Kindle Fire Android 4.0 Ice Cream Sandwich Review and How To (Video)
Running Android 4.0 on the Kindle Fire is one of the many options to change out the operating system from Amazon’s version to one that is more open and widely available on other tablets and smartphones.
I’ve already posted a review and how to guide for CM7 on the Kindle Fire, a custom version of Android 2.3 Gingerbread. For this review and tutorial I’ll show you CM9 on the Kindle Fire for the latest version of Android 4.0 Ice Cream Sandwich.
Installing custom ROMs adds more functionality and features to the Kindle Fire, and adds a lot more options for customization.
There are different ROMs for getting Android 4.0 Ice Cream Sandwich on the Kindle Fire. Some have different themes and tweaks. For this review I’m using the February 24th release of the straight CM9 (CynangonMod) ROM from over at XDA.
I’ve been running Android 4.0 on my Kindle Fire for a few days now and so far I’m very impressed with how smooth it is and how well it works. The developers at XDA have done a great job with it. It’s still not complete yet so not everything works, but it’s about 90% there.
The main things that don’t work as of the 2/24 release are hardware video decoding, so Netflix, HD YouTube videos and other videos won’t run. Wi-Fi can be spotty at times (re-booting usually fixes that), and sometimes the Kindle will freeze up. When that happens, holding the power button for like 15 seconds turns it off so you can reboot.
A few other things that don’t work are Flash video and the light sensor. Here’s the complete buglist for this version of Android 4.0 on the Kindle Fire.
Aside from the bugs, Android 4.0 runs surprisingly well on the Kindle Fire. It’s fast and smooth. Screen transitions are quick and the touchscreen is accurate and responsive. Video games work well, the ICS web browser is really nice, you can add widgets to the homescreen, and drag and drop apps, and create folders. Some non-HD YouTube videos work okay. Google Apps seem to be working well, including Gmail, Maps, Calendar, Market, Search, and Google Reader, among others.
Obviously you lose the Kindle Fire’s stock functionality when running ROMs, but you can still use Amazon’s appstore app, the Kindle app, MP3 app, and shopping app. It’s not exactly the same experience but it’s close. For instance, the regular Kindle for Android app doesn’t have all the text adjustment options the Kindle Fire’s app has, and apps that are specially made for the Kindle Fire won’t show up in Amazon’s appstore when running a ROM, the ones that say Kindle Fire Edition.

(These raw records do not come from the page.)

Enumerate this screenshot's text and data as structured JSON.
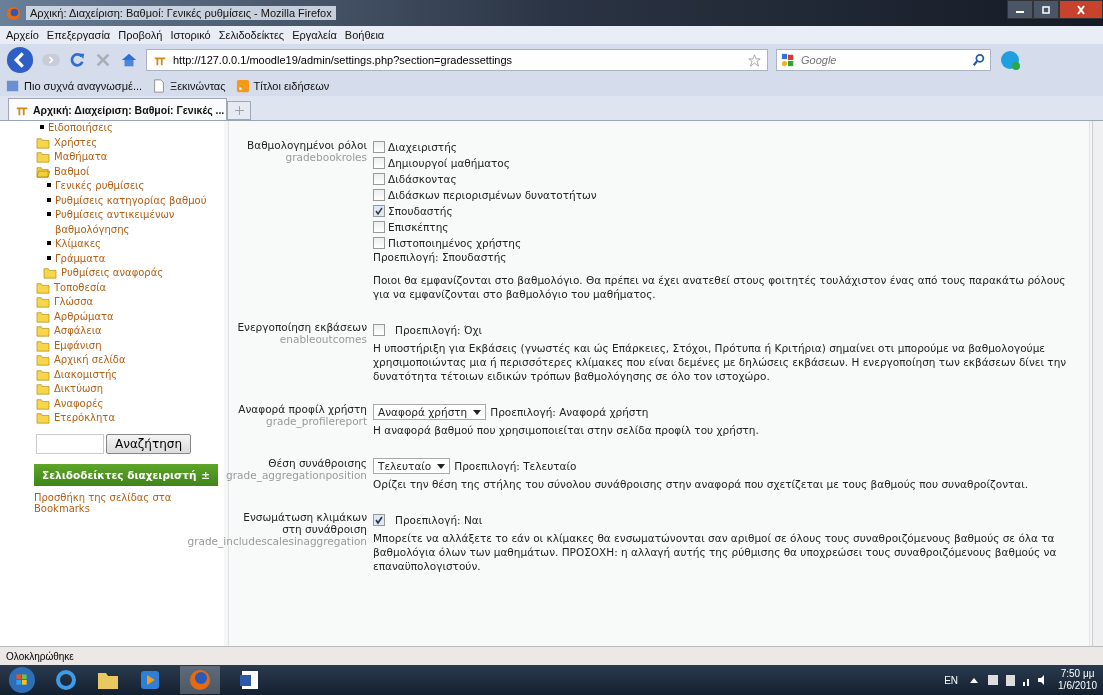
{
  "window": {
    "title": "Αρχική: Διαχείριση: Βαθμοί: Γενικές ρυθμίσεις - Mozilla Firefox"
  },
  "menu": [
    {
      "label": "Αρχείο"
    },
    {
      "label": "Επεξεργασία"
    },
    {
      "label": "Προβολή"
    },
    {
      "label": "Ιστορικό"
    },
    {
      "label": "Σελιδοδείκτες"
    },
    {
      "label": "Εργαλεία"
    },
    {
      "label": "Βοήθεια"
    }
  ],
  "address": {
    "value": "http://127.0.0.1/moodle19/admin/settings.php?section=gradessettings"
  },
  "search": {
    "placeholder": "Google"
  },
  "bookmarks": [
    {
      "label": "Πιο συχνά αναγνωσμέ...",
      "kind": "smart"
    },
    {
      "label": "Ξεκινώντας",
      "kind": "page"
    },
    {
      "label": "Τίτλοι ειδήσεων",
      "kind": "feed"
    }
  ],
  "tabs": [
    {
      "label": "Αρχική: Διαχείριση: Βαθμοί: Γενικές ...",
      "selected": true
    }
  ],
  "sidebar": {
    "items": [
      {
        "label": "Ειδοποιήσεις",
        "kind": "page"
      },
      {
        "label": "Χρήστες",
        "kind": "folder",
        "expanded": false
      },
      {
        "label": "Μαθήματα",
        "kind": "folder",
        "expanded": false
      },
      {
        "label": "Βαθμοί",
        "kind": "folder",
        "expanded": true,
        "children": [
          {
            "label": "Γενικές ρυθμίσεις",
            "kind": "page"
          },
          {
            "label": "Ρυθμίσεις κατηγορίας βαθμού",
            "kind": "page"
          },
          {
            "label": "Ρυθμίσεις αντικειμένων βαθμολόγησης",
            "kind": "page"
          },
          {
            "label": "Κλίμακες",
            "kind": "page"
          },
          {
            "label": "Γράμματα",
            "kind": "page"
          },
          {
            "label": "Ρυθμίσεις αναφοράς",
            "kind": "folder",
            "expanded": false
          }
        ]
      },
      {
        "label": "Τοποθεσία",
        "kind": "folder",
        "expanded": false
      },
      {
        "label": "Γλώσσα",
        "kind": "folder",
        "expanded": false
      },
      {
        "label": "Αρθρώματα",
        "kind": "folder",
        "expanded": false
      },
      {
        "label": "Ασφάλεια",
        "kind": "folder",
        "expanded": false
      },
      {
        "label": "Εμφάνιση",
        "kind": "folder",
        "expanded": false
      },
      {
        "label": "Αρχική σελίδα",
        "kind": "folder",
        "expanded": false
      },
      {
        "label": "Διακομιστής",
        "kind": "folder",
        "expanded": false
      },
      {
        "label": "Δικτύωση",
        "kind": "folder",
        "expanded": false
      },
      {
        "label": "Αναφορές",
        "kind": "folder",
        "expanded": false
      },
      {
        "label": "Ετερόκλητα",
        "kind": "folder",
        "expanded": false
      }
    ],
    "search_button": "Αναζήτηση",
    "block": {
      "title": "Σελιδοδείκτες διαχειριστή",
      "toggle": "±",
      "link": "Προσθήκη της σελίδας στα Bookmarks"
    }
  },
  "settings": [
    {
      "kind": "checklist",
      "label": "Βαθμολογημένοι ρόλοι",
      "name": "gradebookroles",
      "options": [
        {
          "label": "Διαχειριστής",
          "checked": false
        },
        {
          "label": "Δημιουργοί μαθήματος",
          "checked": false
        },
        {
          "label": "Διδάσκοντας",
          "checked": false
        },
        {
          "label": "Διδάσκων περιορισμένων δυνατοτήτων",
          "checked": false
        },
        {
          "label": "Σπουδαστής",
          "checked": true
        },
        {
          "label": "Επισκέπτης",
          "checked": false
        },
        {
          "label": "Πιστοποιημένος χρήστης",
          "checked": false
        }
      ],
      "default": "Προεπιλογή: Σπουδαστής",
      "description": "Ποιοι θα εμφανίζονται στο βαθμολόγιο. Θα πρέπει να έχει ανατεθεί στους φοιτητές τουλάχιστον ένας από τους παρακάτω ρόλους για να εμφανίζονται στο βαθμολόγιο του μαθήματος."
    },
    {
      "kind": "checkbox",
      "label": "Ενεργοποίηση εκβάσεων",
      "name": "enableoutcomes",
      "checked": false,
      "default": "Προεπιλογή: Όχι",
      "description": "Η υποστήριξη για Εκβάσεις (γνωστές και ώς Επάρκειες, Στόχοι, Πρότυπα ή Κριτήρια) σημαίνει οτι μπορούμε να βαθμολογούμε χρησιμοποιώντας μια ή περισσότερες κλίμακες που είναι δεμένες με δηλώσεις εκβάσεων. Η ενεργοποίηση των εκβάσεων δίνει την δυνατότητα τέτοιων ειδικών τρόπων βαθμολόγησης σε όλο τον ιστοχώρο."
    },
    {
      "kind": "select",
      "label": "Αναφορά προφίλ χρήστη",
      "name": "grade_profilereport",
      "value": "Αναφορά χρήστη",
      "default": "Προεπιλογή: Αναφορά χρήστη",
      "description": "Η αναφορά βαθμού που χρησιμοποιείται στην σελίδα προφίλ του χρήστη."
    },
    {
      "kind": "select",
      "label": "Θέση συνάθροισης",
      "name": "grade_aggregationposition",
      "value": "Τελευταίο",
      "default": "Προεπιλογή: Τελευταίο",
      "description": "Ορίζει την θέση της στήλης του σύνολου συνάθροισης στην αναφορά που σχετίζεται με τους βαθμούς που συναθροίζονται."
    },
    {
      "kind": "checkbox",
      "label": "Ενσωμάτωση κλιμάκων στη συνάθροιση",
      "name": "grade_includescalesinaggregation",
      "checked": true,
      "default": "Προεπιλογή: Ναι",
      "description": "Μπορείτε να αλλάξετε το εάν οι κλίμακες θα ενσωματώνονται σαν αριθμοί σε όλους τους συναθροιζόμενους βαθμούς σε όλα τα βαθμολόγια όλων των μαθημάτων. ΠΡΟΣΟΧΗ: η αλλαγή αυτής της ρύθμισης θα υποχρεώσει τους συναθροιζόμενους βαθμούς να επαναϋπολογιστούν."
    }
  ],
  "status_bar": "Ολοκληρώθηκε",
  "taskbar": {
    "language": "EN",
    "time": "7:50 μμ",
    "date": "1/6/2010"
  }
}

Overall Android 4.0 is impressive on the Kindle Fire, even if it’s not entirely finished and ready for prime time yet. CM7 is more polished at this point—for one it has hardware video decoding so videos work—but I like CM9 a lot better. Android 4.0 is more suited for tablets and it’s a better operating system overall.
I don’t need to watch videos on my Kindle Fire so I going to keep running CM9 on it as the primary operating system. Once video gets added it will be even better. The only thing I’m really missing are some of the Kindle Fire Edition apps, but I can always switch back to the stock operating system to use them.
How to Install Android 4.0 on the Kindle Fire
Installing custom ROMs on the Kindle Fire is a lot easier than you think. The entire process can be completed in about 20 minutes. All you need is a rooted Kindle Fire and a recovery tool such as TWRP Recovery installed.
First, follow the directions on the Kindle Rooting guide. Then check out the TWRP Recovery tutorial and you’ll by running Android 4.0 on your Kindle Fire in a no time. You can even flash the Google apps package after flashing CM9 to get the Android Market and Google apps.